The Birch Table.

The Birch Table.

A year and a half ago, I embarked on the ambitious project of building a table out of the birch trees on our property. While I’ve built my own house, I’ve never had much experience with woodworking.I should stop here to explain the reason for this new table. Our dining room is not very wide, but with a family of five and the desire to entertain, we wanted a table that fit the space. Plus, it’s pretty damn cool to have a table made from your own trees. We decided we wanted a table about 40″ wide and about 8 feet long. That’s what we ended up with.

table-1
The first step was to buy a chainsaw mill and start milling the trees, most of which had been felled the year before. Milling was one of the most time-consuming but satisfying parts of the process. To take a tree, to turn it into lumber, and to reveal the surprising character of the grain is an exercise in patience and discovery. I took the logs (none of which are very big here in Alaska) and cut them into 8 ft sections. The first step in milling the log is to set up guides and make the initial cut. I did this with a couple straight 2x4s, joint hangers, and a level. I marked my first cut, put the guides in place, and cranked up the chainsaw.

table-3

After the first cut, the next step is the vertical cut. Here I used a “mini-mill” attachment for the chainsaw. The mini-mill runs along a 2×6 that has been outfitting with an aluminum guide. After the two sides were completed, I switched back to my regular mill to make the remaining cuts and to slab the wood. I cut most of my wood for the tabletop into 2×6 dimensional lumber. The lumber definitely came out rough-cut and not entirely square, but I used a planer and jointer to fix my mistakes.

table-2

After I had what I thought would be enough lumber for the table top, I cut two slabs of birch with the bark and edge still on. These would become the edges of my table. I learned that if one wants to  keep the birch bark on the wood, one should cut the trees in the winter then there is little moisture in the outer layers of the tree. Otherwise, as the wood dries, the bark and wood separate. I learned this the hard way, and had to live with table edges that did not include the bark.

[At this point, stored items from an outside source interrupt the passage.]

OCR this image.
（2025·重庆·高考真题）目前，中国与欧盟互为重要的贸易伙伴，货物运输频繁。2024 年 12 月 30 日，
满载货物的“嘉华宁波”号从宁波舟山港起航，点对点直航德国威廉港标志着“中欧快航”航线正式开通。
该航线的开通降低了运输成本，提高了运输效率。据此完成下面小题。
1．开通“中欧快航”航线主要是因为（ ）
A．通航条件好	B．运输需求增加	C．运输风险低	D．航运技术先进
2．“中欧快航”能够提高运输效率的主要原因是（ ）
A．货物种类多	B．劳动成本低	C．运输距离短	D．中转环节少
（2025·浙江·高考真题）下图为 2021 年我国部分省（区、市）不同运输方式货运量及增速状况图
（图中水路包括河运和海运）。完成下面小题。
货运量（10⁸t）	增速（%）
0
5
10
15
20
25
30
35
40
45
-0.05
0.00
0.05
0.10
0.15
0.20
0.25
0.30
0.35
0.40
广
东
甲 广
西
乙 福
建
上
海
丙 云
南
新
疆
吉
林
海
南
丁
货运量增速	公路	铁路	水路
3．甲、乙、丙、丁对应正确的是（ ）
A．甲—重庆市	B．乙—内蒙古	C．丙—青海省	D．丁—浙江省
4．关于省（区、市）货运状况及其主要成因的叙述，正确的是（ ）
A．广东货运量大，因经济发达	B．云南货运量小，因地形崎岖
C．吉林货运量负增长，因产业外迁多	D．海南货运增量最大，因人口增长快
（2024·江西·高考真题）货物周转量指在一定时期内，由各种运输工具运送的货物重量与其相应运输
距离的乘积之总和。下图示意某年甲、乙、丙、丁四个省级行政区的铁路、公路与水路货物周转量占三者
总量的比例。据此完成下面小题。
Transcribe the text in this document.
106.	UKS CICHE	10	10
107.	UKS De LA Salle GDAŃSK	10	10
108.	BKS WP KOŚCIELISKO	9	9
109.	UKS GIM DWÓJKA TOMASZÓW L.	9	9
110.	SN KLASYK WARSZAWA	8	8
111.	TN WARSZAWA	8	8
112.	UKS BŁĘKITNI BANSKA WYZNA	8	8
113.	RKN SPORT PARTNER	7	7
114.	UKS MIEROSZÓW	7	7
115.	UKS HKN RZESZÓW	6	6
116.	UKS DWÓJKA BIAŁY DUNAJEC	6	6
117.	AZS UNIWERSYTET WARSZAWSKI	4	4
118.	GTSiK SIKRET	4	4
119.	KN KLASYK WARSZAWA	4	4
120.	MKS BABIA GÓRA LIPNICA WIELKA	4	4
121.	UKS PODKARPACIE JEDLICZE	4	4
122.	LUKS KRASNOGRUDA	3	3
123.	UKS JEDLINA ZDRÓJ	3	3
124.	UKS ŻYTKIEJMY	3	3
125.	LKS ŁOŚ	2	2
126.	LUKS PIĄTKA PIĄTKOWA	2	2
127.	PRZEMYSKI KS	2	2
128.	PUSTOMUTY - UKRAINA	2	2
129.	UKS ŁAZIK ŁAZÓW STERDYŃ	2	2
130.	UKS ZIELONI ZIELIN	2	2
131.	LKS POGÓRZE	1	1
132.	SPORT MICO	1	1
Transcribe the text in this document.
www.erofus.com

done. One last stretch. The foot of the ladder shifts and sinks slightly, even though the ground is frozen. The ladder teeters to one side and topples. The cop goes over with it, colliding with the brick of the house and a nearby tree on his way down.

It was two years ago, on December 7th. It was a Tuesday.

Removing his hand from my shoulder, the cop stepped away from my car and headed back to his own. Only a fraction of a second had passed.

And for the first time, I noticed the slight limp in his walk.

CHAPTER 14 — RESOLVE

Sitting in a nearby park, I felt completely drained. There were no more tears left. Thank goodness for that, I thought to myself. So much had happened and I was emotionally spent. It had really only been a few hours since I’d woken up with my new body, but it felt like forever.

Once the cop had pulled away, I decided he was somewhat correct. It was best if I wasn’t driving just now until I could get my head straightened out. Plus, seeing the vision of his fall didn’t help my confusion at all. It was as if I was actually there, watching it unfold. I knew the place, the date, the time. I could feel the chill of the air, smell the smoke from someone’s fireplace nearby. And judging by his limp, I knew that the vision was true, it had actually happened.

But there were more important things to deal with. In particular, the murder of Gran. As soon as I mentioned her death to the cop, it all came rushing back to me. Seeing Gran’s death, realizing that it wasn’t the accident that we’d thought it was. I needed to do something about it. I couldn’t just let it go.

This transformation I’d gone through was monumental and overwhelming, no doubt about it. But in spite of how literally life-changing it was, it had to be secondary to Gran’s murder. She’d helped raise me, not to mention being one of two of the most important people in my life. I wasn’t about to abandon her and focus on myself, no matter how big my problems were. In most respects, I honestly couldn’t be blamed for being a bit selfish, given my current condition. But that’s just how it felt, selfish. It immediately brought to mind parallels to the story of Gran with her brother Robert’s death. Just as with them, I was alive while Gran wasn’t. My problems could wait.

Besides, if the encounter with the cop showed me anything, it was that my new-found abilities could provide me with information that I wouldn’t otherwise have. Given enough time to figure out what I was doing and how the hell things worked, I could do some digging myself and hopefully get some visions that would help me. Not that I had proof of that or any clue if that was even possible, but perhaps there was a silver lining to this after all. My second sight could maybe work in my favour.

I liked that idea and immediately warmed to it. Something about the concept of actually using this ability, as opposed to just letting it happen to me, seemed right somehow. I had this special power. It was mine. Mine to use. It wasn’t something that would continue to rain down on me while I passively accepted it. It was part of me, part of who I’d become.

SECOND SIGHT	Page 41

After all the wood was cut, I had to dry it. I brought it to my dad’s barn, where I stacked the wood, then weighted it down. The wood sat there for a year, and when I came back this summer, the wood was quite dry. I began the process of squaring the wood with a jointer, a table saw, and a planer. One of the miscalculations I made was how much material I would have to take off of the wood get them square. I intended to make the table top 1.5″ thick, with planks 5.5″ wide. I quickly realized I needed to take off far more material to get the pieces square. Even though I cut the wood with a 1/2″ of extra thickness, I ended up with planks that were only an inch wide, and about 5 inches wide.

table-1-3

table-3-2

After the planks had been planed, I went about the process of joining them. I used the combination of a Kreg jig, wood glue, and pipe clamps to join the planks. In hindsight, I should have paid more attention to the direction of the grain (as I hear it helps keep the tabletop flat). By the time I had connected most of the planks, there was a noticeable bow starting to show in the table top.

table-6

Notice the bow. This was before I re-straightened and replaced the end pieces.
Notice the bow. This was before I re-straightened and replaced the end pieces.

I ended up taking the two edge pieces off, snapping a line, and carefully using a circular saw to re-straighten the edges of both boards. This seemed to help. My next step was to create the frame and legs. I didn’t have the lumber to do this from my seasoned lumber, but I had some logs still on  my property from the summer before. Once again I found myself on the mountainside, milling lumber. I made a basic frame with 2×4 lumber I milled, and created simple 4″x4″ legs for each corner. I put a few layers of polyurethane on the frame and called it good.

The next step, and perhaps the most stressful, was pouring the epoxy on the table. I sanded the tabletop, added several layers of polyurethane, and grabbed a gallon of epoxy from the local hardware store.  I set the tabletop in a small room without dust, spread plastic everywhere, and started the pour. 1 gallon was just barely enough to cover the surface, and it my stress to make sure the table was properly covered, the pour ended up being uneven. It left small dimples on one side of the table.  I used a torch to pop the bubbles in the epoxy and called it good, though I was still dissatisfied with the dimples. I left the tabletop to cure for several days,  then connected it to the frame.

table-7
When in doubt, use the Kreg jig. A lot.

I used simple 4″ x 4″ legs which I attached to the bottom of the frame when I brought the table home. The finished product looks something like this:

table-1-2

table-1-4

After we got the table home, I was still unhappy with the dimples in the epoxy from my first pour. In addition, the epoxy was still curing and the kids managed to scrape it up pretty bad. I decided to do a second epoxy pour, which ended up far better than the first one. We’re still using mismatched chairs with the table but that’s next summer’s project: small bench seats made from half-rounds of birch. It should be a fun challenge.